Photograph courtesy of Thure Cerling |
Some foods seem to stick with you forever—on your hips or in your memory. In elephants, evidence of the foods they eat is recorded in their tail hairs, which may be able to help reduce human conflicts with the pachyderms and identify lands important for their survival, according to a study in the Proceedings of the National Academy of Sciences.
“Hair is like a tape recorder of diet,” says lead author Thure Cerling, a geology and geophysics, and biology professor at the University of Utah. “It quantifies the diet changes in elephants in much greater detail than anyone had previously done.”
Researchers collared elephants on the savannahs of Kenya and collected hair from their tails. Each collar was equipped with a GPS unit that sent data to the researchers every hour. Between 2000 and 2006, the scientists collected data on where the elephants migrated and what they ate, discovering that the carbon isotopes in their tails showed which plants they ate during certain times of year.
By observing one herd, named the Royals, the scientists found that in the dry season, the elephants typically eat trees and shrubs, which have a different isotope ratio than grasses. The wet seasons coincides with when the female elephants are trying to gain weight during pregnancy. A couple of weeks after the rains begin to fall the Royals moved to a greener landscape outside of the park where they usually graze. There, grasses usually thrive and provide the elephants with needed nutrition.

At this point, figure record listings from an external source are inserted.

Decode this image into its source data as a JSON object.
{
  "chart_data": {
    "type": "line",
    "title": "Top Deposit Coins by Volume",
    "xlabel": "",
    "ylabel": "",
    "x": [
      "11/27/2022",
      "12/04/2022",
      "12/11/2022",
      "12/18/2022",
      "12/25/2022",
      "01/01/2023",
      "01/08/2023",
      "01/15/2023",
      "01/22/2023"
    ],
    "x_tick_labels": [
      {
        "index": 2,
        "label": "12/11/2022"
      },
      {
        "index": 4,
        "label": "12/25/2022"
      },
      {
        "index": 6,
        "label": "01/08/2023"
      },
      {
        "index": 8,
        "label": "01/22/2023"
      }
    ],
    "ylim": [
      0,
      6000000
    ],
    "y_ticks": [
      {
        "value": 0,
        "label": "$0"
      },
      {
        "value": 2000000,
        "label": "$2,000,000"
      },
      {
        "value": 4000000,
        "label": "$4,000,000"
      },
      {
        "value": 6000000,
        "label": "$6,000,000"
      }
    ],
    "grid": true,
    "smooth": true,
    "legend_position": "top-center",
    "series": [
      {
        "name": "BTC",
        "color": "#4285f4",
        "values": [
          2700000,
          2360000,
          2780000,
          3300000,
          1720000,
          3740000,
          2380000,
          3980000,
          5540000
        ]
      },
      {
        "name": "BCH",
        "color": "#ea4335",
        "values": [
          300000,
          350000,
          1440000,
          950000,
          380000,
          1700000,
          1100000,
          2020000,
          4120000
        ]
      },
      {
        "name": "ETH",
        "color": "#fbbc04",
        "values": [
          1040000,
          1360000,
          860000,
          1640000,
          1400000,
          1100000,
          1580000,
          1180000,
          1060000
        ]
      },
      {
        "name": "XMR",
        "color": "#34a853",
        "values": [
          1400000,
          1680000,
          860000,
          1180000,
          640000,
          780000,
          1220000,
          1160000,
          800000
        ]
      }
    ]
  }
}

In recent years, when the four elephants in the study wandered outside of the park, the grass was too short to eat because of grazing cattle. “Elephants cannot compete for the grass resource when it is continually grazed short as is done by livestock,” says Cerling.
As an increasing number of farmers move into the area, elephants may have less access to the grasses they need. More research could help officials direct conservation efforts that benefit both elephants and farmers.
In the meantime, ecologists can use isotopes to monitor other species in the field without actually monitoring the animals on the ground, which could be helpful when studying elusive wildlife or when conducting research in terrains that are difficult to reach. “This will be a new tool in the ‘toolbox’ of field ecologists,” says Cerling. “At least I hope it will.”